Precaution. Extreme elevation of the right arm must be avoided in stroke clients with right-sided heart weakness. Extreme upper extremity elevation may cause fluid to flow too quickly into the right side of the heart, because the right upper quadrant is drained by the right lymphatic duct that empties into the right subclavian vein.

Elastic Taping

Elastic taping is becoming the common generic term used to designate a variety of tapes similar to the original Kinesio Tex tape developed by a Japanese-born chiropractor, Dr. Kenso Kase, in the 1970s.¹⁴ The cloth-like tape has acrylic glue applied to one side in a wave-like pattern, such as a finger print swirl. When the tape is applied in a specific manner it is theorized that the edema reduces because patient movement pulls the skin in the opposite direction from where the tape was applied. This movement puts a stretch on the initial lymphatic structures facilitating congested lymphatic absorption.¹⁵ Increasing this space, creates a pull on the connective tissue anchor filaments attached to the endothelial cells of the initial lymphatics; this separates the planted endothelial junctions, thereby increasing lymph and fluid flow.

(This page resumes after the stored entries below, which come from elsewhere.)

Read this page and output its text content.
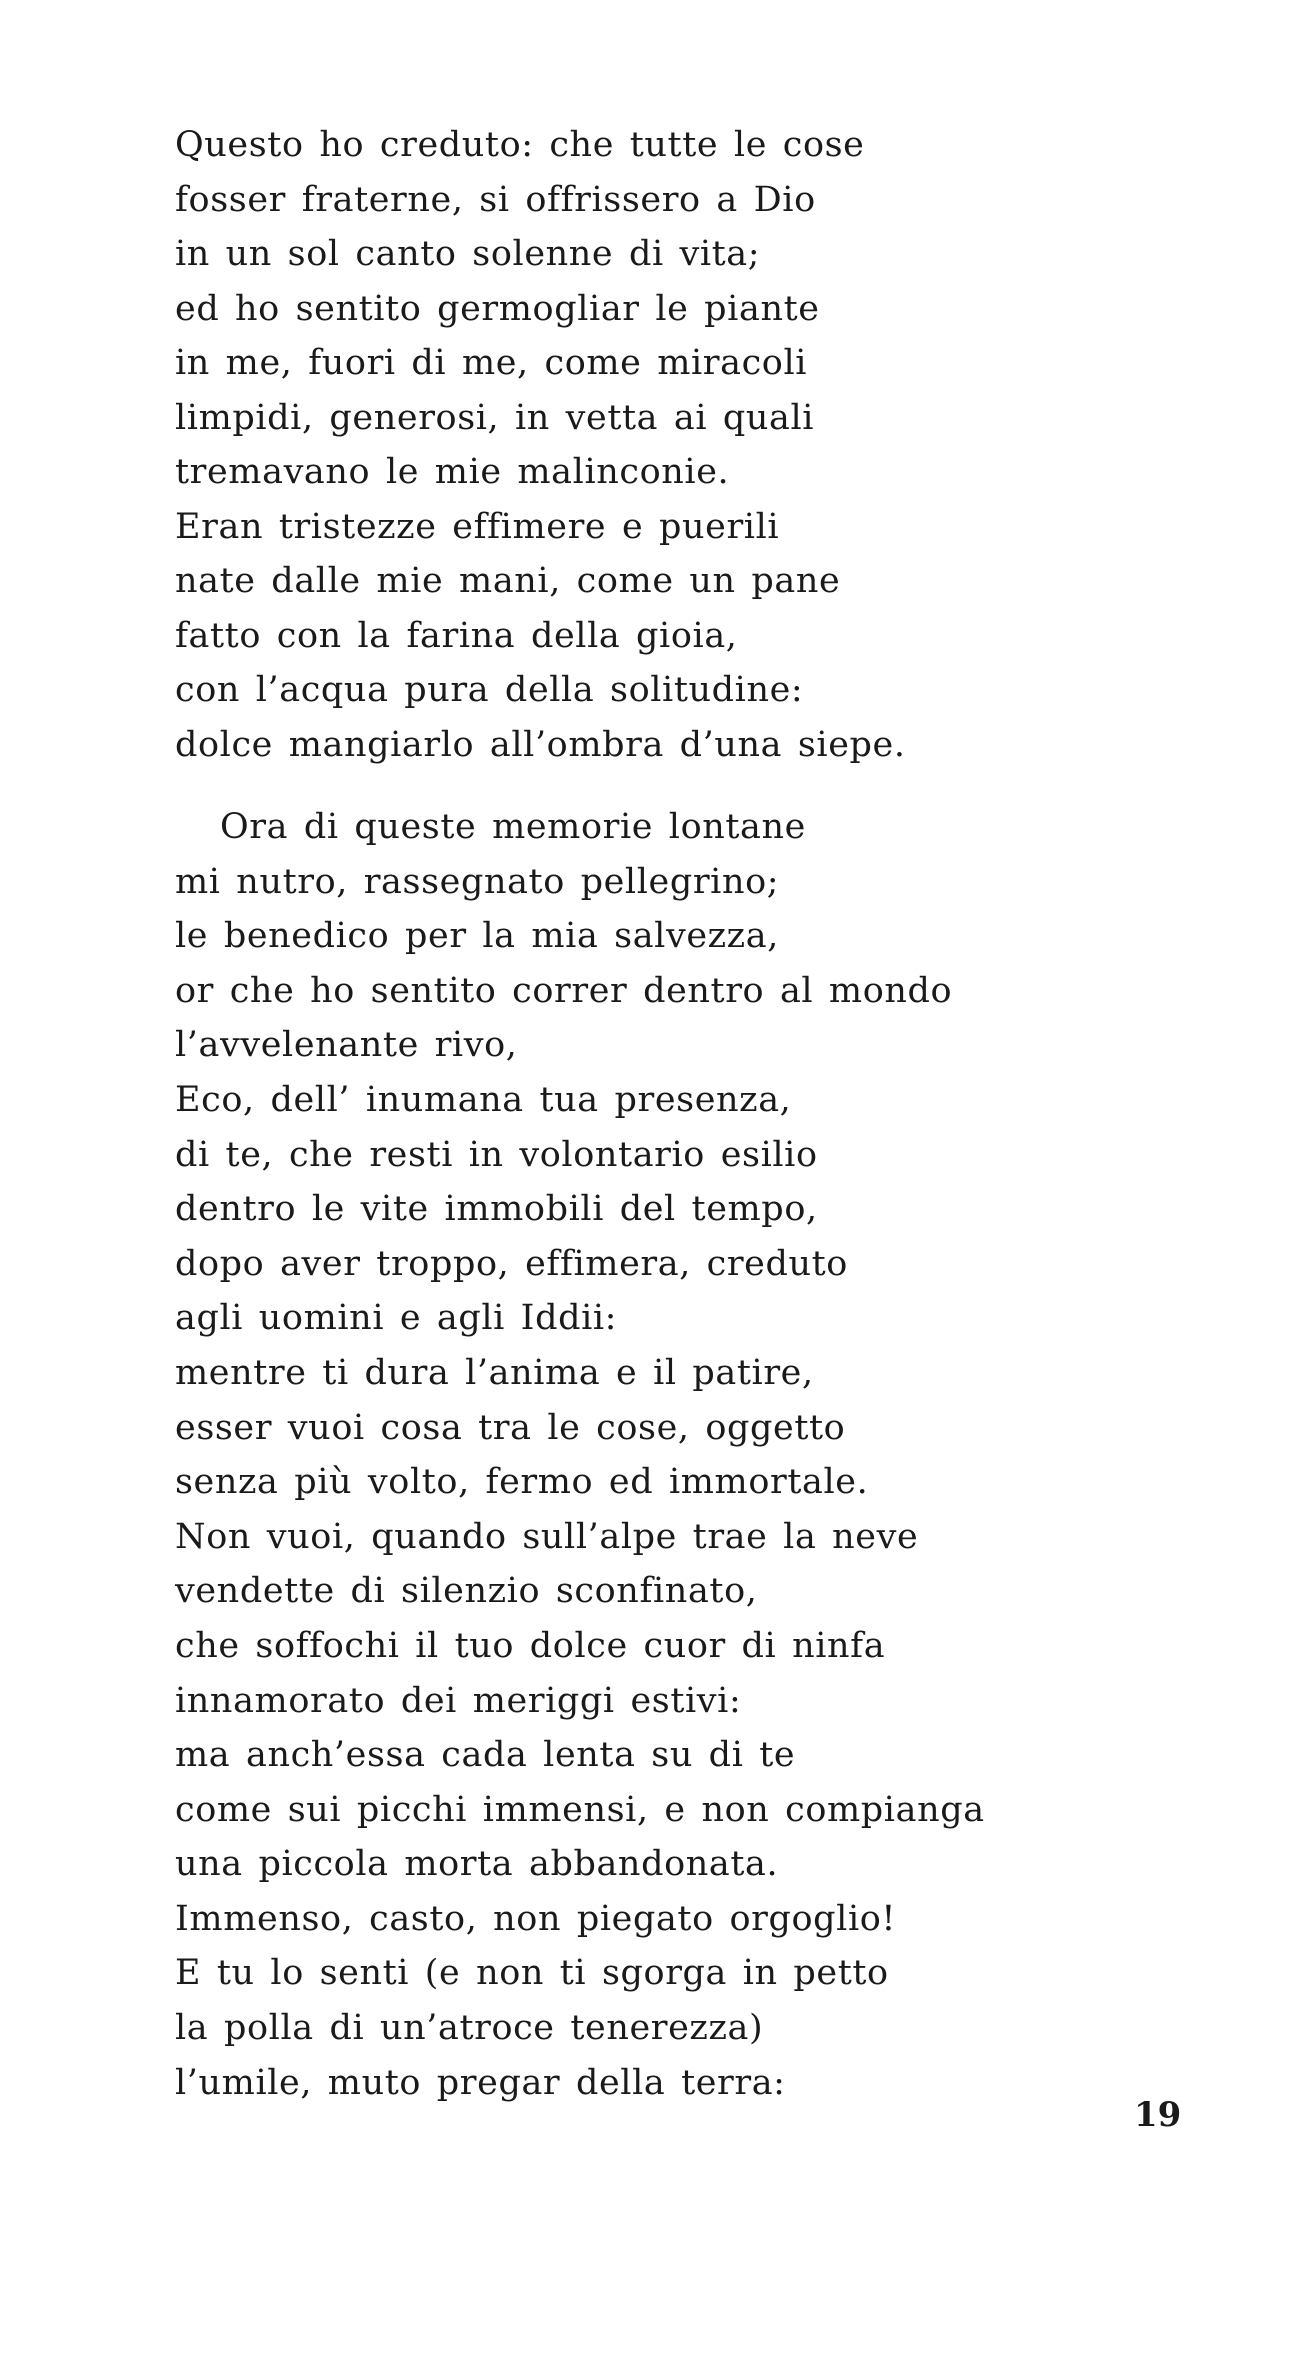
Questo ho creduto: che tutte le cose
fosser fraterne, si offrissero a Dio
in un sol canto solenne di vita;
ed ho sentito germogliar le piante
in me, fuori di me, come miracoli
limpidi, generosi, in vetta ai quali
tremavano le mie malinconie.
Eran tristezze effimere e puerili
nate dalle mie mani, come un pane
fatto con la farina della gioia,
con l’acqua pura della solitudine:
dolce mangiarlo all’ombra d’una siepe.
Ora di queste memorie lontane
mi nutro, rassegnato pellegrino;
le benedico per la mia salvezza,
or che ho sentito correr dentro al mondo
l’avvelenante rivo,
Eco, dell’ inumana tua presenza,
di te, che resti in volontario esilio
dentro le vite immobili del tempo,
dopo aver troppo, effimera, creduto
agli uomini e agli Iddii:
mentre ti dura l’anima e il patire,
esser vuoi cosa tra le cose, oggetto
senza più volto, fermo ed immortale.
Non vuoi, quando sull’alpe trae la neve
vendette di silenzio sconfinato,
che soffochi il tuo dolce cuor di ninfa
innamorato dei meriggi estivi:
ma anch’essa cada lenta su di te
come sui picchi immensi, e non compianga
una piccola morta abbandonata.
Immenso, casto, non piegato orgoglio!
E tu lo senti (e non ti sgorga in petto
la polla di un’atroce tenerezza)
l’umile, muto pregar della terra:
19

Indications for Manual Edema Mobilization in the Acute Stage

Many wonder why MEM is not started in the acute stage. In 1989, Hutzschenreuter and Brummer ¹⁶ did a research study on this point using sheep. They compared the results in two groups, one in which MLD was performed and one in which it was not over a defined period (that is, immediate postoperative to 3 weeks postoperative). They found that both groups showed minimal fluid reduction during the first week after surgery. However, after the first week, the MLD group had a significantly greater increase in fluid movement and edema reduction than the control group.¹⁶ These results are not surprising because initially, acute edema is transudate that is changing to exudate edema as the plasma proteins invade and are contained. Only the lymphatic vessels can remove excess proteins from the interstitium.^1,2 MEM and manual lymphatic treatment^∗ (MLT) programs are designed to activate lymphatic vessels.